La médecine préventive repose sur un principe simple mais souvent négligé : détecter tôt, c’est traiter mieux. Une pathologie identifiée à un stade précoce — qu’il s’agisse d’un cancer, d’un diabète ou d’une dyslipidémie — se prend en charge de façon radicalement différente de la même pathologie diagnostiquée tardivement. Les traitements sont moins lourds, les pronostics meilleurs, et les coûts — humains comme financiers — considérablement réduits.

Pourtant, en pratique, la prévention reste le parent pauvre de la médecine française. Beaucoup de patients ne consultent que lorsqu’un symptôme apparaît. Or, la plupart des maladies chroniques — hypertension, diabète de type 2, cancers du sein, du côlon, du col de l’utérus — sont silencieuses pendant des années avant de se manifester cliniquement. Le dépistage est la seule fenêtre d’intervention précoce.

Cet article propose un guide structuré par décennie de vie, des examens à demander, et rappelle un droit méconnu : l’examen de prévention en santé gratuit proposé par la CPAM.
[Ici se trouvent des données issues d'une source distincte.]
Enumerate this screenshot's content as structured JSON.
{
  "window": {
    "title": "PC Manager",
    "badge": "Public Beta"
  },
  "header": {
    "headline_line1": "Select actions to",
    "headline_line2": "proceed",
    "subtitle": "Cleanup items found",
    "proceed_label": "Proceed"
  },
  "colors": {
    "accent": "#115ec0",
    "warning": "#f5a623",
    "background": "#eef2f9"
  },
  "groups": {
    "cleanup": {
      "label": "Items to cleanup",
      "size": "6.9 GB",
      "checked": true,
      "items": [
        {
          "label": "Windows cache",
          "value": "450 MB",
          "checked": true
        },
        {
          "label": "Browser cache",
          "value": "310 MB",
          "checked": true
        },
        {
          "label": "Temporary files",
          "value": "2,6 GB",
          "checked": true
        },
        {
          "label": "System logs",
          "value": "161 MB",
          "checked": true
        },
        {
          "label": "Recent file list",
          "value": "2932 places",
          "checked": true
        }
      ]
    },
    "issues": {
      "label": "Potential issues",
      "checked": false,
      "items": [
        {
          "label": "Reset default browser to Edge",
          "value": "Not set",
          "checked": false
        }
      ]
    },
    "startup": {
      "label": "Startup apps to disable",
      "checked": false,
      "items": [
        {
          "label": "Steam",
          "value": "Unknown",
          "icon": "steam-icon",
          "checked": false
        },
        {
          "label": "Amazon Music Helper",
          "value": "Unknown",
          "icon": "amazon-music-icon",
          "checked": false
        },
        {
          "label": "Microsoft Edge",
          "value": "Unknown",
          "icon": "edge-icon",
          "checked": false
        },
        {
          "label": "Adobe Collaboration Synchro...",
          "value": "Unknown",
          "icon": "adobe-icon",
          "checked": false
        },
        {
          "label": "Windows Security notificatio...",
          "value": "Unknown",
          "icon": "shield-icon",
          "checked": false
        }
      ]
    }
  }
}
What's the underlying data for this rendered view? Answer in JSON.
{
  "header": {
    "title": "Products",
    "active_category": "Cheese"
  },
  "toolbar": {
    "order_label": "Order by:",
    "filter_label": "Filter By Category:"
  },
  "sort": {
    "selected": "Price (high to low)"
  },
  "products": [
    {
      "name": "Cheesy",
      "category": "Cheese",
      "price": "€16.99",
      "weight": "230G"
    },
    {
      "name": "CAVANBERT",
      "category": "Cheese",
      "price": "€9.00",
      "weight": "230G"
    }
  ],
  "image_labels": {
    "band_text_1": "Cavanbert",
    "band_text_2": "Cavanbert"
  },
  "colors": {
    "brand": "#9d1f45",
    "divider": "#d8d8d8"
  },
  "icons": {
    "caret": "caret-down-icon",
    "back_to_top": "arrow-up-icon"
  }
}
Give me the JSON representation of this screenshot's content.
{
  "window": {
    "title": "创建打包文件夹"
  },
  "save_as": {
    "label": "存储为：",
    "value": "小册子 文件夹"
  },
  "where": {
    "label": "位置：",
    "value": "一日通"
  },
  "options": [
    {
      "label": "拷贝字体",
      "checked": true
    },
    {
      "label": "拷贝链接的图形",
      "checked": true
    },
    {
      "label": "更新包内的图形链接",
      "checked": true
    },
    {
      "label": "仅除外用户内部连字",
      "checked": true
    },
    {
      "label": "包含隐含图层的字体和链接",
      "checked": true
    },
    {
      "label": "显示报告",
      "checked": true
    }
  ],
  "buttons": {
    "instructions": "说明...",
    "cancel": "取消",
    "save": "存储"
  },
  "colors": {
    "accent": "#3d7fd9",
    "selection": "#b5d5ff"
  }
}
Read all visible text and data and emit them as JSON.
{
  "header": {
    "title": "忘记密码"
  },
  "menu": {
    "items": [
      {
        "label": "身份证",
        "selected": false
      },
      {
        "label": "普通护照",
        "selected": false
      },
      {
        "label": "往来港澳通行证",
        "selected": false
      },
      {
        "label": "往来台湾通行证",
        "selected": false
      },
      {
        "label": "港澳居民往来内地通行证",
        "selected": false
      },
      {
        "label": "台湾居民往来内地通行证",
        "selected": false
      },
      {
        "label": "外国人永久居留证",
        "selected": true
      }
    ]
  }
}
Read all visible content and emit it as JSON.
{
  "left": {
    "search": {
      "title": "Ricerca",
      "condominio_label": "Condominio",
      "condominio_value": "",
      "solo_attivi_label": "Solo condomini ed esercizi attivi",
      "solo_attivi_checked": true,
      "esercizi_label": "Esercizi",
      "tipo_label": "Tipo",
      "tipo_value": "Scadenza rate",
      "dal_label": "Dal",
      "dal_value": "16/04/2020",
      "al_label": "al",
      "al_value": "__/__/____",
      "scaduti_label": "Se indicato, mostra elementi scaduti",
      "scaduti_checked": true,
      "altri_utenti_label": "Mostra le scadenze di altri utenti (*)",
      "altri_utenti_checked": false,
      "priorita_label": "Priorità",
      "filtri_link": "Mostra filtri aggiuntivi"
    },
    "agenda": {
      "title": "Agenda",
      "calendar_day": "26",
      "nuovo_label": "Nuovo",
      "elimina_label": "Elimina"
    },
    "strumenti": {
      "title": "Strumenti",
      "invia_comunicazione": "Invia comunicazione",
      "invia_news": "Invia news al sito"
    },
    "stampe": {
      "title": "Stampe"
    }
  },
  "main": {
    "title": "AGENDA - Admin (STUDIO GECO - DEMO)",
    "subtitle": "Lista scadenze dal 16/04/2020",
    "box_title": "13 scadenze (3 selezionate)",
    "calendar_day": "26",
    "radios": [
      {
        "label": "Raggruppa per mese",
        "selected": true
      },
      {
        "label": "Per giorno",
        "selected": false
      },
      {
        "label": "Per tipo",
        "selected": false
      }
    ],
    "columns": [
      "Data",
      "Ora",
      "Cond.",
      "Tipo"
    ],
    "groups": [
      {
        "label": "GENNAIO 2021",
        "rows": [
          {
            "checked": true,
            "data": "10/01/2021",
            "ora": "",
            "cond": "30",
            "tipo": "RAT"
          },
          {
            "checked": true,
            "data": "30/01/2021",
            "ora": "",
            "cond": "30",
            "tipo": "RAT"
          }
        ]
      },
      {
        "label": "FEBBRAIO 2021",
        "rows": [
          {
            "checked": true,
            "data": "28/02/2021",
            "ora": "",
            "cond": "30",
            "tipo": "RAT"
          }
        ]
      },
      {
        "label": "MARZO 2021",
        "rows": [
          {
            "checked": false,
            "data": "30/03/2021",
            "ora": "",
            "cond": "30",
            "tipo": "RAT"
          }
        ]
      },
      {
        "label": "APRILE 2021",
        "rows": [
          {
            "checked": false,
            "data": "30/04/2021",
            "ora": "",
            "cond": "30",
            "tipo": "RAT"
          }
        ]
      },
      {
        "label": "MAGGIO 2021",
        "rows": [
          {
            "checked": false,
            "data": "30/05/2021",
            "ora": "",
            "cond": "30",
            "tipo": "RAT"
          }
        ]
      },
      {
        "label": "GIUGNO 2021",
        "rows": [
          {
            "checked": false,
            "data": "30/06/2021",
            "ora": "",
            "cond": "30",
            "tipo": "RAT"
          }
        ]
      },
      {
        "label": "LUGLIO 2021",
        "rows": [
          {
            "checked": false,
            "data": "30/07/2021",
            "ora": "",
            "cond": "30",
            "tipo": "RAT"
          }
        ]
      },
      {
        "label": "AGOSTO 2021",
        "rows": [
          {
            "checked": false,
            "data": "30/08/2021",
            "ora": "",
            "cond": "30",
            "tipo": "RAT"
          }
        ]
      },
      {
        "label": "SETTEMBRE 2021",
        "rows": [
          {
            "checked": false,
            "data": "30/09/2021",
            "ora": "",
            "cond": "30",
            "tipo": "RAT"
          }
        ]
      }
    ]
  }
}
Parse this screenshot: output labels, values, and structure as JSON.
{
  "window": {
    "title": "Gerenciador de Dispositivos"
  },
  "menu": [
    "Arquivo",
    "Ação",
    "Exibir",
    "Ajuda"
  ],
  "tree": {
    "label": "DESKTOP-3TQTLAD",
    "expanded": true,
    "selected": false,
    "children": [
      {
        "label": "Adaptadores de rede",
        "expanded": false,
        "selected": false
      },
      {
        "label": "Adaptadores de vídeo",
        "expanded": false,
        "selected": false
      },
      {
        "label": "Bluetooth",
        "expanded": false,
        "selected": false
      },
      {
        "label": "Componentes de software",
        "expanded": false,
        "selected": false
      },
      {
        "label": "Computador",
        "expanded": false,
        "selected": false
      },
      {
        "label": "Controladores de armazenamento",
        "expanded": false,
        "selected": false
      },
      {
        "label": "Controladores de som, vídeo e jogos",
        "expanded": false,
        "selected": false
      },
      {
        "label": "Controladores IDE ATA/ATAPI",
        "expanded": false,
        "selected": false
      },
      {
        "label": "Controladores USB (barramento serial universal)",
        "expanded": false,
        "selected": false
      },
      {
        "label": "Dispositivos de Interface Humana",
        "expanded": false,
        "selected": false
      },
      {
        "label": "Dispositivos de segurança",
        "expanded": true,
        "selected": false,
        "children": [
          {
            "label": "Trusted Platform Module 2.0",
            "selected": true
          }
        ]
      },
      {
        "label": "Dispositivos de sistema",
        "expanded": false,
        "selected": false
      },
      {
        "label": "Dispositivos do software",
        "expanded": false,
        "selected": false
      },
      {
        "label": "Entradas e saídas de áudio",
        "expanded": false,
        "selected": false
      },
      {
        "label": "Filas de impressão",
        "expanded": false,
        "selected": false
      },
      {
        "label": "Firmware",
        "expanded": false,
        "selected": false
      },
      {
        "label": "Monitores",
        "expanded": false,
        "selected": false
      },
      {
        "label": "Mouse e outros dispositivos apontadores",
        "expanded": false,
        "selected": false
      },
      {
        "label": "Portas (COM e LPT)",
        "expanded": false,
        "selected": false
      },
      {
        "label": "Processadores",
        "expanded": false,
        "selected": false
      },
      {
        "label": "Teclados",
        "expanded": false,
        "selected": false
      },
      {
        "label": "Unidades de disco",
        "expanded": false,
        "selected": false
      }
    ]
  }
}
Le bilan de santé gratuit de la CPAM : un droit que tu ne connais peut-être pas

Depuis 1945, l’Assurance maladie propose un examen de prévention en santé (EPS), anciennement appelé « bilan de santé gratuit ». Cet examen est accessible à tous les assurés du régime général et à leurs ayants droit, sans condition de revenus.

Il comprend un examen clinique, des analyses biologiques (glycémie, cholestérol, numération sanguine), un contrôle de la vue et de l’audition, un examen bucco-dentaire, et un entretien de prévention personnalisé. Le contenu est adapté à l’âge, aux antécédents familiaux et aux facteurs de risque individuels.

L’examen a lieu dans un centre d’examen de santé (CES) affilié à ta CPAM. Pour en bénéficier, il suffit de contacter ta caisse d’assurance maladie ou de t’inscrire en ligne. Tu peux le faire tous les cinq ans — et plus fréquemment si tu es en situation de précarité.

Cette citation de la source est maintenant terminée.